I’ve made some minor changes to Walsh’s translation, mainly to track the Latin more closely. For in capillorum ligatura inopinate sibi occurrit, Walsh has “binding her hair, suddenly confronted him.” Recognizing the context of this gesture and the non-confrontational context, I translated the Latin as “binding up her hair, suddenly met him.” The sparrowhawk (accipiter) Walsh translates as “hawk.”

In her reading of the Sparrowhawk episode, Echard perceives two competing systems of conduct: courtly behavior and fairy romance. Echard also recognizes the importance of Book 3 of De amore for interpreting the Sparrowhawk episode, which comprises most of the last chapter of Book 2. Echard (1998), pp. 112-21. Book 3 of De amore develops men’s sexed protest dialogically. The purgatory of cruel beauties in De amore similarly exists in relation to an alternate presentation of natural dread game. Andreas commonly developed themes with thematic contrasts.
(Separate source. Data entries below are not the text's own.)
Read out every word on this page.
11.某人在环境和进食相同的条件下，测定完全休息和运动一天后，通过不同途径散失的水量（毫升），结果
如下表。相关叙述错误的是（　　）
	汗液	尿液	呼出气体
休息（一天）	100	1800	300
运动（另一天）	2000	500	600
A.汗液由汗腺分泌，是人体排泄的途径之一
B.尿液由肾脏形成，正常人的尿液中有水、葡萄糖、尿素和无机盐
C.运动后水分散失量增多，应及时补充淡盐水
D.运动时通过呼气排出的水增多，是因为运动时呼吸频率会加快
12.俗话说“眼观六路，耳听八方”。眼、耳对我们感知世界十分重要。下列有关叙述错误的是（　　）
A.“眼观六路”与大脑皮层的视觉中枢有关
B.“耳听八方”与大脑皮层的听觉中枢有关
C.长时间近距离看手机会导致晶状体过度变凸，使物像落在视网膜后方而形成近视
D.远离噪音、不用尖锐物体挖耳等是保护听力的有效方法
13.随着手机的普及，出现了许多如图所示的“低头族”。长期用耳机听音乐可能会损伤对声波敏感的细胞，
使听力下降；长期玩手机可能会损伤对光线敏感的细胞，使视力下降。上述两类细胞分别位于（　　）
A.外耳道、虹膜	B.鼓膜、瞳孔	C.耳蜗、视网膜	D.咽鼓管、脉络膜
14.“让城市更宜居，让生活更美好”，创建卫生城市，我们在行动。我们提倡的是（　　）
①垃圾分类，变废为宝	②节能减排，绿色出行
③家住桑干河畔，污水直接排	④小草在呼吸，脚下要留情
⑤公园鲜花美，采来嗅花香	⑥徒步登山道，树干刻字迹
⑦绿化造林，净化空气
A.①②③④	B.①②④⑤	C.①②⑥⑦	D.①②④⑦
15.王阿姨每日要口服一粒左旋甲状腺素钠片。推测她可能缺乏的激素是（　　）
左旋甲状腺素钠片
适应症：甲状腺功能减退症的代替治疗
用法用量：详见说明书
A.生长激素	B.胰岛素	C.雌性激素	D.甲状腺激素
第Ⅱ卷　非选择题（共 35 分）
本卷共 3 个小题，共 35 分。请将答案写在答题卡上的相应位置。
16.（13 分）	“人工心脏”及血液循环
[image] Knights (men) engaged in violence against each other. Illumination on folio 339r, Yale Beinecke MS.229 Arthurian Romances. Made in France, 1275-1300. Thanks to Manuscript Miniatures.

References:

Echard, Siân. 1998. Arthurian Narrative in the Latin Tradition. Cambridge: Cambridge University Press.

Walsh, P.G., trans. 1982. Andreas Capellanus on Love {De amore}. London: Duckworth.